Here is a little helpful guide to buying a property in Queensland. 

Conveyancing is the process of transferring the legal title of property from one entity to another.

For the most of us, this means buying or selling a home. The process of buying a home can be confusing and we wish to make this process as clear to you as possible. We have explained the entire purchasing process step by step.

Step 1: Making an offer
So you have found a property that you love and can afford. It is now time to approach their agent to make an offer.
Generally, a contract or letter of offer is prepared by the real estate agent and presented to the Buyer. It is during this time that you should consider engaging a lawyer/conveyancer to act on your behalf. It is at this point a lawyer/conveyancer can advise on the terms of the contract, your obligations, and whether or not you require any special conditions. When you submit an offer on a property this can normally be in a multiple offer situation where for you are competing with other purchasers. This gives potential buyers an opportunity to submit an offer if they have not already done so, or to revise an existing offer that has not yet been accepted by the seller.
We also have a statutory obligation to attempt to get the highest possible price for the seller.
Buyers should also be aware that sellers will examine all the terms and conditions of each offer before deciding to accept or reject any particular offer.
The conditions can make certain offers more attractive for reasons other than the proposed price alone.
Some sellers may be prepared to accept a lower price if the offer is unconditional rather than take the risk that a higher offer may not proceed to settlement, because of the special conditions required by a buyer.

The real estate agent will usually deliver the contract signed by the Buyer to the Seller, who will decide whether or not they accept the Buyer’s offer to purchase.
If they accept the offer, the seller will sign the contract and the conveyancing process will begin.

Step 2: The Deposit
Once the offer has been accepted by the Seller, the Buyer must pay the deposit. The due date for payment of the deposit is specified in each individual contract but generally the deposit will be payable upon the signing of the contract or within 3 days to allow for bank transfers. It is an essential term of the contract that the deposit is paid when due. If the Buyer does not pay the deposit when it is due, the Seller will have rights against them.

Step 3: Fulfil your obligations
The terms of the standard contract provide that the property is at the Buyer’s risk from 5:00pm the day after the contract date. It is important to organise appropriate insurance as quickly as possible.

The residential contract used in Queensland will typically be subject to finance. This means that you will be given a certain amount of time to organise a loan on terms which are satisfactory to you. If you are unsuccessful in obtaining finance on terms satisfactory to you, you will have a right to terminate the contract without losing your deposit.

Building and Pest
Most residential contracts are subject to a satisfactory Building and Pest inspection report as well.
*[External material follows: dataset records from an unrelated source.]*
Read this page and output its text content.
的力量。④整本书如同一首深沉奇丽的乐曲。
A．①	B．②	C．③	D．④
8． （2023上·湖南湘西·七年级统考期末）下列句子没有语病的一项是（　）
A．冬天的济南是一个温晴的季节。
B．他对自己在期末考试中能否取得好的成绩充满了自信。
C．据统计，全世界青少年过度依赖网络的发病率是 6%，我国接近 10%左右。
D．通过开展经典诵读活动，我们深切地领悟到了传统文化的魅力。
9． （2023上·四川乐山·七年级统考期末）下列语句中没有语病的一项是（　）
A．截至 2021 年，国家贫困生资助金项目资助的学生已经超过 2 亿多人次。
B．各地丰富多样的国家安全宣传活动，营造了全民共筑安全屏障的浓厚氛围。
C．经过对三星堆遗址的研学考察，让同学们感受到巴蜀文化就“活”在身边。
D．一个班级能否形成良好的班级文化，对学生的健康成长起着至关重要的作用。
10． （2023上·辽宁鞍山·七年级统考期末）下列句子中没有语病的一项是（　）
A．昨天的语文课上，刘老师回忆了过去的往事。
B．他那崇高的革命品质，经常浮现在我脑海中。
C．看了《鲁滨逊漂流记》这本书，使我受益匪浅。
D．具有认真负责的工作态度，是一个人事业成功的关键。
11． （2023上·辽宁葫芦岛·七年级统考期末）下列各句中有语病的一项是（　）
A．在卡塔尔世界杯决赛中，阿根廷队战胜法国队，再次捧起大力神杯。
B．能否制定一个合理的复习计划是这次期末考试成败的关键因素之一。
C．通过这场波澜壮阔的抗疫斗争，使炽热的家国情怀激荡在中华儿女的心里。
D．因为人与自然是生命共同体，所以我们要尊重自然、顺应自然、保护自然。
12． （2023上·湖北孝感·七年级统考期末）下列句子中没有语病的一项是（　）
If your contract is subject to a Building and Pest inspection then you will have the right to have the property inspected by a licensed building inspector at your own cost who will provide you with a report of their findings. If the report contains significant defects, you will have the right to terminate the contract without losing your deposit.
Remember that it is very important to liaise with a lawyer when fulfilling your obligations under the contract to ensure that your rights are at all times protected.

Transfer duty
Buying property in Queensland is a dutiable transaction, which means that Transfer Duty will be payable. Your lawyer/conveyancer will be able to tell you how much duty is payable on your purchase and whether or not you eligible for any duty concessions or grants. Your lawyer will also facilitate the payment of the transfer duty.

Final Inspection
This will be conducted by the purchaser or a nominated person to make sure you are happy with all inclusions and the property is in the same condition when you placed your offer on the property, normally occurring the day before or on the morning of settlement.

Most settlements happen in the afternoon for you to move in the property and your lawyer/conveyancer will advise when this has happened and you will then liaise with us to collect the keys and start moving in to your new property.